Slovenian politician (born 1964)

Andrej Vizjak (born 6 August 1964) is a Slovenian politician. Between 2004 and 2008 he served as Minister of Economy in the 8th Government of Slovenia, and between 2012 and 2013 as Minister of Labour, Family and Social Affairs in the 10th Government of Slovenia. From 2020 to 2022 he was Minister of the Environment and Spatial Planning in the 14th Government of Slovenia.

== Early life and career ==

After completing high school in Brežice, Vizjak graduated from the Faculty of Electrical Engineering and Computer Science at the University of Ljubljana and obtained a master's degree in electrical engineering.

His first job was at the Litostroj factory in Ljubljana. As a young researcher, he worked at the Jožef Stefan Institute on research and development projects in the field of computer automation of industrial processes for the needs of the Videm Krško pulp and paper factory.

In 1994, he began working as a labor inspector at the RS Inspectorate of Labor in the Krško unit.

=== Political career ===
In 2000, Vizjak was the State Secretary for Employment at the Ministry of Labour, Family, and Social Affairs of the Republic of Slovenia. In the 2000 parliamentary elections, he was elected as a member of parliament and became the leader of the parliamentary group of the SDS. In 2002, he also participated in the local elections and was elected as the Mayor of Brežice Municipality. He served in this capacity until December 3, 2004, when he was appointed as the Minister of Economy in the 8th Government of Slovenia under the leadership of Janez Janša.

On April 3, 2007, he signed a declaration on the construction of a pan-European oil pipeline through the territory of the Republic of Slovenia.

He was re-elected as a member of parliament in the new parliamentary term, as well as in the 2011 parliamentary elections. On February 10, 2012, he was appointed as the Minister of Labour, Family, and Social Affairs in the 10th Government of Slovenia, and after the fall of the government, he returned to the parliamentary benches.
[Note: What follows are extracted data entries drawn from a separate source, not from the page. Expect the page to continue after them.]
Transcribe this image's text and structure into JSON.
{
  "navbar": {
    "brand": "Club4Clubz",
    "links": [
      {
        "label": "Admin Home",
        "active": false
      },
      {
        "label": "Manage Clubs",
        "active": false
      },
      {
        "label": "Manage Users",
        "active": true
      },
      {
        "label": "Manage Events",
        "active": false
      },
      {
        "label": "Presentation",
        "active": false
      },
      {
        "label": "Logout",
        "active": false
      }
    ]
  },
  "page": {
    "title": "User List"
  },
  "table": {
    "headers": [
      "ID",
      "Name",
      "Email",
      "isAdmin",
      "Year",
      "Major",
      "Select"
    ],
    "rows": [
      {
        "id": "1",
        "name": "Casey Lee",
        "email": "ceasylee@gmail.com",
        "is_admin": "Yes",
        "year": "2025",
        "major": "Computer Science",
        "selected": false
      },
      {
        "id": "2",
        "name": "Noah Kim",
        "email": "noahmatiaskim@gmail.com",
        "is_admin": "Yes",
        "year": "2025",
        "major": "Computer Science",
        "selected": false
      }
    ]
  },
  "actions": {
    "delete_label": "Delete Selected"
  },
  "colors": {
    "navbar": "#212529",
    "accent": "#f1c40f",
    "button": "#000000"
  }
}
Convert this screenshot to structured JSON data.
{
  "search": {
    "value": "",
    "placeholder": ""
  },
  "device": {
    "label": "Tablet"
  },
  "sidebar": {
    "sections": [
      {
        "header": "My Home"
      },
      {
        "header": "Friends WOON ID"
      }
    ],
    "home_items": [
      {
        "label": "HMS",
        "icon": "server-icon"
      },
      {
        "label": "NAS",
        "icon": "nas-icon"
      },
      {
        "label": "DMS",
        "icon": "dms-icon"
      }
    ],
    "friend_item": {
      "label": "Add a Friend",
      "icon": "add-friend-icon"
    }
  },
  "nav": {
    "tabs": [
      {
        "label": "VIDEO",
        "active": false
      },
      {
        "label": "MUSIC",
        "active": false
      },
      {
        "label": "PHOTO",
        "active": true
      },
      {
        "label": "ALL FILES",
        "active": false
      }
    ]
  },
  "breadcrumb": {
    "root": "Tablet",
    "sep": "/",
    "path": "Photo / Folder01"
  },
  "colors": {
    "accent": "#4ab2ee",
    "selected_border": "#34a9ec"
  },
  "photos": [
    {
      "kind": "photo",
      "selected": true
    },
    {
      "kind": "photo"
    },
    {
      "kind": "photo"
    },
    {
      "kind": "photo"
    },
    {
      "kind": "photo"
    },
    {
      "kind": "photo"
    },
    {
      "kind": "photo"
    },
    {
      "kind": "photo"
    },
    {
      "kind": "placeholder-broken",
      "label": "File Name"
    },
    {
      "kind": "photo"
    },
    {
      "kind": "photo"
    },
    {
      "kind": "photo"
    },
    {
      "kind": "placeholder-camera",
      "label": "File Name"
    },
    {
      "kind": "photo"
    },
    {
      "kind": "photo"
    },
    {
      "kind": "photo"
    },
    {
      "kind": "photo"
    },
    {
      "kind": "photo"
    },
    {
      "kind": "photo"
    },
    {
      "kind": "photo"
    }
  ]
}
He returned to politics in the spring of 2020 when he was appointed as the Minister of the Environment and Spatial Planning in the 14th Government of the Republic of Slovenia.

His tenure as the head of the environmental ministry was marked by an amendment to the water law, which, among other things, addressed interventions in the coastal area. Non-governmental organizations filed a referendum initiative against the amendment. Referendum on Amendments to the Water Law took place on July 11, 2021, and was attended by 45.89% of eligible voters. 86.60% of voters voted against the law.

In October 2021, an excerpt of wiretapped conversation between Minister Vizjak and businessman Bojan Petan from 2004, when Vizjak was the Minister of Economy, was published on the portal 24ur.com. In the conversation, later dubbed as "The Stupid Taxes Affair", Vizjak and Petan discussed the takeover of Terme Čatež, with Vizjak telling the interlocutor that paying taxes would be "stupid". Initially, the minister claimed that the recording was manipulated, but after additional wiretaps were released, he confirmed that the recordings are authentic. Vizjak and some of his supporters labeled the affair as an attack by the "garbage lobby" trying to prevent the regulation of waste issues. The coalition parties SMC and NSi demanded explanations from Vizjak, and after internal consultations, the latter withdrew support for the minister.